Efrain Rubio Rosas, a researcher at the University Center of Entailment and Technology Transfer (CUVyTT) BUAP and project leader said that "the human bone is composed of organic material such as collagen, proteins and growth factors, and other inorganic which is constituted, mostly, calcium phosphate as hydroxyapatite crystals obtainable synthetically and used in orthopedic implants, it is not rejected by the body."
The development created by researchers at the BUAP implant serves as small or as a filling with the ability to regenerate natural bone tissue sections. "We use hydroxyapatite nanoparticles and a polymer compatible with the human body, which degrades the physiological fluids; however it supports sufficient time to allow natural bone growth."
Furthermore, the material has a very similar to the human bone porosity, to achieve it developed a mathematical model allowing a three dimensional structure and computational patterns were created in order to make a fiber that is injected into the 3D printer.
The mathematic model is in patent request and it is intended that in the future an exact required piece of bone is printed.
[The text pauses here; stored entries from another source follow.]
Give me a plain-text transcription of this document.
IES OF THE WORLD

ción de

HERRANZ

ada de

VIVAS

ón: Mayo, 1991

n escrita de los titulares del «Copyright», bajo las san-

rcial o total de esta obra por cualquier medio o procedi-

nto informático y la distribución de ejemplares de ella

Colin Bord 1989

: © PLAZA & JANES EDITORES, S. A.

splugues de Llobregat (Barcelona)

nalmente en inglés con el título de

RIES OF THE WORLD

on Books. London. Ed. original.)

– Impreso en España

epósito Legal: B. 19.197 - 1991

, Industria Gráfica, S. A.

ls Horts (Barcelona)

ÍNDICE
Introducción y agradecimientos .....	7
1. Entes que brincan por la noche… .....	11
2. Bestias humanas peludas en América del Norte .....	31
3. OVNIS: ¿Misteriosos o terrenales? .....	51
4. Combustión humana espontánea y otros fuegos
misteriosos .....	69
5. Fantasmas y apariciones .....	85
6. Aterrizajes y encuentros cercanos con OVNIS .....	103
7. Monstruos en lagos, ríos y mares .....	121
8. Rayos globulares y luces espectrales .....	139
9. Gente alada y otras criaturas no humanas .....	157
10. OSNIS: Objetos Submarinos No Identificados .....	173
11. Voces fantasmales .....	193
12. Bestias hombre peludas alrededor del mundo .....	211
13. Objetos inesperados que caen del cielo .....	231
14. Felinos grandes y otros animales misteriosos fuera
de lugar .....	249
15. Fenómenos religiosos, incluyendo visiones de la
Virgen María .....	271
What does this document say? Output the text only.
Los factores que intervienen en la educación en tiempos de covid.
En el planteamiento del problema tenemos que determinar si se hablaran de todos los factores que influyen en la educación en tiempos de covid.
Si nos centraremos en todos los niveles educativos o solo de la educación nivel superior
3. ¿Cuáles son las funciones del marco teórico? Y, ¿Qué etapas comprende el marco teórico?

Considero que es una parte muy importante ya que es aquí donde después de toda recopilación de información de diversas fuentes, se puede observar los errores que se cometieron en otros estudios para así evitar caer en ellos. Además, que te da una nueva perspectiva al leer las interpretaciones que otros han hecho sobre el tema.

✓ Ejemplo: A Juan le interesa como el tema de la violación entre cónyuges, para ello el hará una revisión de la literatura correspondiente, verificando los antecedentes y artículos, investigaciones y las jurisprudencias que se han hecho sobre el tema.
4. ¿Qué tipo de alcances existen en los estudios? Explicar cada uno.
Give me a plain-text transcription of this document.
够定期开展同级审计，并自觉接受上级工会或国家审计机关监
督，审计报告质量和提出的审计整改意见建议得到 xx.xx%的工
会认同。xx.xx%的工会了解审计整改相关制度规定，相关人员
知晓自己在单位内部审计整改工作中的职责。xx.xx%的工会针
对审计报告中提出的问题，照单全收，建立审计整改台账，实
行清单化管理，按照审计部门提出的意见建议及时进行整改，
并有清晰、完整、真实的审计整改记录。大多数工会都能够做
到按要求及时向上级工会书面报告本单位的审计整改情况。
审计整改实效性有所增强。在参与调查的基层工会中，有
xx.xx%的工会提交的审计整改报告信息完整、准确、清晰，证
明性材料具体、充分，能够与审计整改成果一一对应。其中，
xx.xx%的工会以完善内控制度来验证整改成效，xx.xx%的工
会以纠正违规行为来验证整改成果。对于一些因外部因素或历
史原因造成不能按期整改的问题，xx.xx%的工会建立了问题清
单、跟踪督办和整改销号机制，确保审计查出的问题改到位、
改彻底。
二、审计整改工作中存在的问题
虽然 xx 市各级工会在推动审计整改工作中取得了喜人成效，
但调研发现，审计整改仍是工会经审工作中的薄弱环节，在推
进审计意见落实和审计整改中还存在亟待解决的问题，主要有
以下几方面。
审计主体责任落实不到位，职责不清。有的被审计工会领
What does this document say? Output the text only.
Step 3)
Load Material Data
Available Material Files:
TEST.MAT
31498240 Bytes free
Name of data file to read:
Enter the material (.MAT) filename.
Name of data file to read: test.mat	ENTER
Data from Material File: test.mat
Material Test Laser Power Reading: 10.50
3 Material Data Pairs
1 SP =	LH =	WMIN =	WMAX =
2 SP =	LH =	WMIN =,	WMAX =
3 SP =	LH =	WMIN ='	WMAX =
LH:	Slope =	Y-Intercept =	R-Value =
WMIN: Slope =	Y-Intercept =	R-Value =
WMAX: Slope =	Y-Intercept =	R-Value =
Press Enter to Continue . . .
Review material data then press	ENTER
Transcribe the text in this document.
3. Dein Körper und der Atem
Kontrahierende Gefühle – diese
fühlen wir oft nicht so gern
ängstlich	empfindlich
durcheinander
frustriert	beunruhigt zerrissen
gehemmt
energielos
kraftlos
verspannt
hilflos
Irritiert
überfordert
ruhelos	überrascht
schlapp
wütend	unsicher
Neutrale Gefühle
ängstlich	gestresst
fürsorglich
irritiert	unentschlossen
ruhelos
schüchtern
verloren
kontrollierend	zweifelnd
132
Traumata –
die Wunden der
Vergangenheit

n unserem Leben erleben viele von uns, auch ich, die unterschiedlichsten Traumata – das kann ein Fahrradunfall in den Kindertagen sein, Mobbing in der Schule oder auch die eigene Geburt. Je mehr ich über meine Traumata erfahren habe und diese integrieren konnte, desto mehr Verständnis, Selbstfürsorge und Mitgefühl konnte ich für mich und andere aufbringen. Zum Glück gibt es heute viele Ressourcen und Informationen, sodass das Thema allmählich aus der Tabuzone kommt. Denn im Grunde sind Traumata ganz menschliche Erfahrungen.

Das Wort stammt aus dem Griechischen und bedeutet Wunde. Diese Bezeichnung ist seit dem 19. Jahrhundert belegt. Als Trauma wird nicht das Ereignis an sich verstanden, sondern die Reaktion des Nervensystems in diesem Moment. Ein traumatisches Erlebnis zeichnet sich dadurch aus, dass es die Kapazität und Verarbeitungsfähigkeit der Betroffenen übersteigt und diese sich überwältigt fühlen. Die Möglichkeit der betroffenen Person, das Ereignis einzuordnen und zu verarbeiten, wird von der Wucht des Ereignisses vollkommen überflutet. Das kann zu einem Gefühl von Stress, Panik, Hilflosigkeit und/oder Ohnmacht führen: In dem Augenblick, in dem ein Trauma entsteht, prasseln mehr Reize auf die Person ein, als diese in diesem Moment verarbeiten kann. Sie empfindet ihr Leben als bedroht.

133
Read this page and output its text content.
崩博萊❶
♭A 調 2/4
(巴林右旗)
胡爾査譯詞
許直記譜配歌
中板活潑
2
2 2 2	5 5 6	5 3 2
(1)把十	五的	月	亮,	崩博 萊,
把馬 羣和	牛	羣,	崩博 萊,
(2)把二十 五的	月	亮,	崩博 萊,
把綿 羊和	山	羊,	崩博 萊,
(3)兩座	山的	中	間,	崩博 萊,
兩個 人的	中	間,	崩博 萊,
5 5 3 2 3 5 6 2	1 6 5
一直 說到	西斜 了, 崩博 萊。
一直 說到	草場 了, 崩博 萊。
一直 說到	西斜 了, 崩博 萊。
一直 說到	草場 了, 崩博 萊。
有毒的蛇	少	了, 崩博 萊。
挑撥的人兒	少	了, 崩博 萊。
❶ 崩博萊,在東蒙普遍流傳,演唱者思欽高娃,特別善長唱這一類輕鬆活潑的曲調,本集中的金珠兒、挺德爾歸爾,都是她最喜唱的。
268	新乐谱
Dr. Rubio Rosas told that actually hydroxyapatite powder is used as a bone filler; however this innovation can generate enough to be used in implants to a cubic centimeter volume.
Also, the Faculty of Medicine BUAP develops preclinical studies (cell culture) to verify the biocompatibility of the material.
The multidisciplinary team is conformed by Dr. Efrain Rubio Rosas and teacher Eric Reyes Cervantes CUVyTT, Dr. Marco Antonio Morales and student Irving Fernández Cervantes, both from the School of Chemical Engineering, and Dr. Jose Fernando Rojas Rodriguez and Maura Cardenas Garcia, of the faculties of Physical Mathematical Sciences and Medicine, respectively.